We've been working alongide a team of professional decorators this week; they're painting one half of the house and we're doing the other. One of them is a bit 'slapdash' with his brush, which has been annoying me for days but came to something of a head this afternoon as I noticed he'd daubed white paint on the new kitchen units whilst walking past them to wash his brushes, and not a little splash but a bloody great dollop of the stuff. 'He's got cataracts,' explained Dr B as I was scrubbing at the unit with a damp cloth. 'He's waiting for an operation.'


'I don't think he can see,' I replied. 'His white paint is all over the place.' I decided not to mention it to his boss - he's a nice old guy who brings a flask and a newspaper and I'm a sucker for these 'salt of the earth' types. 'Can't you get him fixed a bit sooner - like tomorrow?.' Dr B thought not. I'll have to watch him like a hawk.

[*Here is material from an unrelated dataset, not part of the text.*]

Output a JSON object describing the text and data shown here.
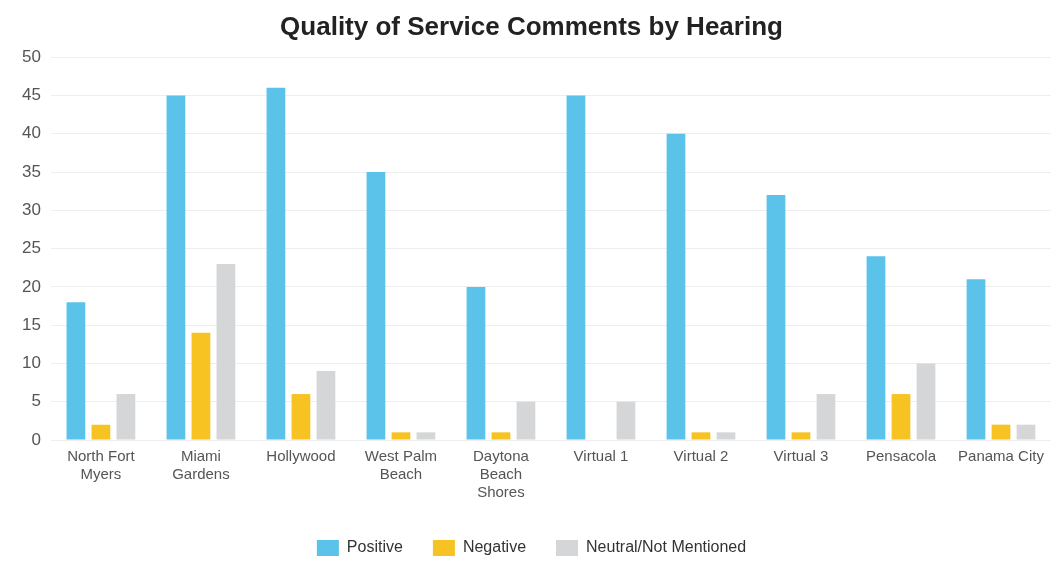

The house has been transformed in the last few days - incredible what a splash (quite literally) of white paint can do. Every room has now had at least one coat and six rooms are totally finished. The plasterers arrived with their scaffolding to begin rendering part of the front elevation - the brown layer in the photograph is the 'scratch coat,' (more new terminology) and has to dry out before the proper render can be applied. Meanwhile the tilers have started work on the family bathroom, running short of tiles by the end of the first day and realising they'd miscalculated, which left us in a spin and saw Dr B hotfooting over to Altrincham, where the tile supplier happened to have some leftovers from a job tiling the science labs at Manchester University. Of course, this suggests that my bathroom has the air of a science laboratory. Not sure whether this is a compliment or not.